Prenons l’exemple du dernier « Passport index » établi par Arton capital. Le passeport algérien ne donne accès qu’à 49 pays – sans visa ou avec un visa délivré à l’arrivée -, ce qui lui vaut d’être classé à la 170e place sur 199. Ceux de nos voisins sont légèrement mieux lotis, mais loin de constituer des sésames, avec 59 pays à visiter sans visas pour les Marocains et 64 pour les Tunisiens. Cela ne les a pas empêché de supprimer le visa pour un grand nombre de nationalités. Ça s’appelle de la real-politik.

Si les pays occidentaux imposent des restrictions pour l’entrée sur leur territoire, c’est pour freiner l’immigration. Tout le monde sait qu’une bonne partie des Maghrébins qui se rendent en Europe le fait avec l’intention de s’y installer, alors que les Allemands, Italiens ou Français qui visitent la Tunisie, le Maroc ou l’Algérie, c’est souvent pour bronzer au soleil, dépenser leurs sous ou faire des affaires.

Qui dit affaires dit investissement et c’est ce dont a le plus besoin notre pays dans cette conjoncture. Néanmoins, il est regrettable de constater que nos responsables n’ont pas encore compris que l’Algérie n’est pas le seul pays au monde à vouloir attirer les capitaux étrangers. Toutes les nations, y compris les plus avancées, rivalisent de facilités pour les investisseurs qu’elles savent allergiques aux tracasseries administratives inutiles. Les hommes d’affaires de beaucoup de pays se sont plaints par le passé de difficultés à obtenir le visa d’entrée en Algérie, sans parler des autres catégories, les touristes, les journalistes, les artistes, les membres d’ONG…

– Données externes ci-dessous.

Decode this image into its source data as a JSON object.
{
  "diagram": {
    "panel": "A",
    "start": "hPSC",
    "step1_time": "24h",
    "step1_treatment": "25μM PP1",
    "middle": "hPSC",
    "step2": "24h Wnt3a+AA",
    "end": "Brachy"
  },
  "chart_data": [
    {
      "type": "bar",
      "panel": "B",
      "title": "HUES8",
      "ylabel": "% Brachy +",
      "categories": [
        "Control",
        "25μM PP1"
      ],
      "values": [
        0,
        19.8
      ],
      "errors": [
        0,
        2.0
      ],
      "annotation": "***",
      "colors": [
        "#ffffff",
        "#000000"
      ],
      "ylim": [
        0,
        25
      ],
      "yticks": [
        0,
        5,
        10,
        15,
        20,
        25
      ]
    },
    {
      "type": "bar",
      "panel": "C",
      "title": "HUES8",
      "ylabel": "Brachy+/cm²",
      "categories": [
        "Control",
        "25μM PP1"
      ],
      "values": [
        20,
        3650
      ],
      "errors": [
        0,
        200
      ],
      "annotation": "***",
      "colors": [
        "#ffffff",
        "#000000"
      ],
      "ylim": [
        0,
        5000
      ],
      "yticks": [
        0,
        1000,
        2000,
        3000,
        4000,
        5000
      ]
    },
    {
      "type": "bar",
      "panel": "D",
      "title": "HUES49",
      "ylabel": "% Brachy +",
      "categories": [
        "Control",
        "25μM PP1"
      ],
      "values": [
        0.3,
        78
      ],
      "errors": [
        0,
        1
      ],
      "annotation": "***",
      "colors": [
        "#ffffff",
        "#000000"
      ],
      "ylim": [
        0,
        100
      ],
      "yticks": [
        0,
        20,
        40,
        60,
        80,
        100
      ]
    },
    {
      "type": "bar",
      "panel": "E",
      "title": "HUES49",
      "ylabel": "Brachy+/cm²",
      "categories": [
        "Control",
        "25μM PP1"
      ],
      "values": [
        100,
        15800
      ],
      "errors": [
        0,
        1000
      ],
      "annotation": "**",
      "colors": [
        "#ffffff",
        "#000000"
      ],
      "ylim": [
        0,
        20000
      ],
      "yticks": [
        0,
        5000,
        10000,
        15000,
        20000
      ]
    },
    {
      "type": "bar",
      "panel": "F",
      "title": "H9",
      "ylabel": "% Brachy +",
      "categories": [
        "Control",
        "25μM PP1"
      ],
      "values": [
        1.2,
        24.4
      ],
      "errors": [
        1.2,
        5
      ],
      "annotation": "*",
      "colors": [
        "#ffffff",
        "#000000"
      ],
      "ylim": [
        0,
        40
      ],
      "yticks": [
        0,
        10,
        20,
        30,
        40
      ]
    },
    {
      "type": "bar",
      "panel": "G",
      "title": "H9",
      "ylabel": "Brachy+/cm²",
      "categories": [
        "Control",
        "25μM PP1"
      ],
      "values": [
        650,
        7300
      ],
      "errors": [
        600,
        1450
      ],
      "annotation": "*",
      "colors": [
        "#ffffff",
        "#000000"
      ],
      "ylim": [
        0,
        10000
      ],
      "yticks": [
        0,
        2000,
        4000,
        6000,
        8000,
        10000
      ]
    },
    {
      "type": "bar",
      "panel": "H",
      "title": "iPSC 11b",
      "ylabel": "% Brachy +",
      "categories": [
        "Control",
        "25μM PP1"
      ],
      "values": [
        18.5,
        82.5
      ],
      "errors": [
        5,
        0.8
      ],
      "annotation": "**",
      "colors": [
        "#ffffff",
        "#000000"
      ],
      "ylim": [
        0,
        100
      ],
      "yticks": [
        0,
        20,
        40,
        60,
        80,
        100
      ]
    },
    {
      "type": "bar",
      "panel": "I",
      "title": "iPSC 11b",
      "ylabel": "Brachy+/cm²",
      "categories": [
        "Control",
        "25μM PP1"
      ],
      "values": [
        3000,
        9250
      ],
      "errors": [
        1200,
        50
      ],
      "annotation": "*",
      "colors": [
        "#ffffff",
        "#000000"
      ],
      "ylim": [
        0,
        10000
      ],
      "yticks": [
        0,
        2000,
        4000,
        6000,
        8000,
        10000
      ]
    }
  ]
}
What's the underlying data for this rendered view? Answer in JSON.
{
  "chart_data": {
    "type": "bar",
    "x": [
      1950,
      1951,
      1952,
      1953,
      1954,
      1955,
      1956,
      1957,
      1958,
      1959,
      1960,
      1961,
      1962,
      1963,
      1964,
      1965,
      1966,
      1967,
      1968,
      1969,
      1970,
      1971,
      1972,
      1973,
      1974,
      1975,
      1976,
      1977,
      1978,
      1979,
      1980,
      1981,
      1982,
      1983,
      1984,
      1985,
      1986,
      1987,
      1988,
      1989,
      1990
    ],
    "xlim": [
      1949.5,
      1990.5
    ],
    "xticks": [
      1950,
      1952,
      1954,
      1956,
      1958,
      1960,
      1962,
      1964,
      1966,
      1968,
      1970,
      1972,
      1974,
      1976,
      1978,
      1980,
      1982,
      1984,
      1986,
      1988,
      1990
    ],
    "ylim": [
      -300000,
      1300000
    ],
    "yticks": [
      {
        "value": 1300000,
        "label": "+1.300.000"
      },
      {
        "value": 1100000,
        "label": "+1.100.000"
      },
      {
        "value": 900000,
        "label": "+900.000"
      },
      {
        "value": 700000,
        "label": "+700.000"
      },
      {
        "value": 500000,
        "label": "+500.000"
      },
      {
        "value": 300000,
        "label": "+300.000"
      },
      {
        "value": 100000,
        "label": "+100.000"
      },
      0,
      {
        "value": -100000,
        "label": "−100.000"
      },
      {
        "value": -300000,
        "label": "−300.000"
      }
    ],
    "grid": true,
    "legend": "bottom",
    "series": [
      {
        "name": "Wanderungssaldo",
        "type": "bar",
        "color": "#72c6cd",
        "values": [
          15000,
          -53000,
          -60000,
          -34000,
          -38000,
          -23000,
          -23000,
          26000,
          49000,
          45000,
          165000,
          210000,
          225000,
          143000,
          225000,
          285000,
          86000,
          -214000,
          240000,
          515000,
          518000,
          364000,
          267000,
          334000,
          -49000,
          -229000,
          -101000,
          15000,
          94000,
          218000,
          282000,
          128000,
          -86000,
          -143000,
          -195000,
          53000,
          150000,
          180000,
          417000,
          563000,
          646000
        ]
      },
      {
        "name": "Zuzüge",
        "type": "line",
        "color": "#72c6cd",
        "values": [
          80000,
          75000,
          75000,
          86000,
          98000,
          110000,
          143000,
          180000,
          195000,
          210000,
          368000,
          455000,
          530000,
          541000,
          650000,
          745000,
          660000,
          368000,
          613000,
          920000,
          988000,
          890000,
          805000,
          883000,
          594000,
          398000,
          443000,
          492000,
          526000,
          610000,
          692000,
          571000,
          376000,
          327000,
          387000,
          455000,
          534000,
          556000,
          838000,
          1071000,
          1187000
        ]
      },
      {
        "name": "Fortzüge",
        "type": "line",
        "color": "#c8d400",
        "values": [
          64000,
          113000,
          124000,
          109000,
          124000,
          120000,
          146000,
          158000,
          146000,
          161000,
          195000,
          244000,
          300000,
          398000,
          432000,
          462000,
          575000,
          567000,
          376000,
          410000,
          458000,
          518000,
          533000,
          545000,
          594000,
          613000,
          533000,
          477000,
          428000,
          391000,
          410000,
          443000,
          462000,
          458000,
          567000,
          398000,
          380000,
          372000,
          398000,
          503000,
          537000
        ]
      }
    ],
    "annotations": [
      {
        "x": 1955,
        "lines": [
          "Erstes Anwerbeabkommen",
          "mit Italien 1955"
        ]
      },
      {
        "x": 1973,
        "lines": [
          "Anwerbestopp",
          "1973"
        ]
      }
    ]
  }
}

Cette « fermeture » chronique ne concerne, hélas, pas que les hommes d’affaires étrangers puisque même les cadres d’entreprises algériennes qui souhaitent se rendre à l’étranger pour des séminaires ou autres doivent acquérir des devises au marché noir, l’allocation de la Banque d’Algérie étant dérisoire pour les grandes sociétés, inexistante pour les PME.

Soit une politique aux antipodes de la stratégie économique du pays qui, même avec plus d’ouverture, n’a pas la garantie d’aboutir dans une conjoncture mondiale difficile. L’intérêt de notre économie et même de nos concitoyens qui souhaitent voyager plus librement recommande, à défaut de sacrifier le principe de la réciprocité, d’alléger au moins les procédures et d’augmenter les quotas de visas octroyés. À moins que ceux qui ont la charge de prendre de telles décisions ne se sentent pas concernés, le passeport diplomatique étant un sésame qui ouvre les portes de tous les pays.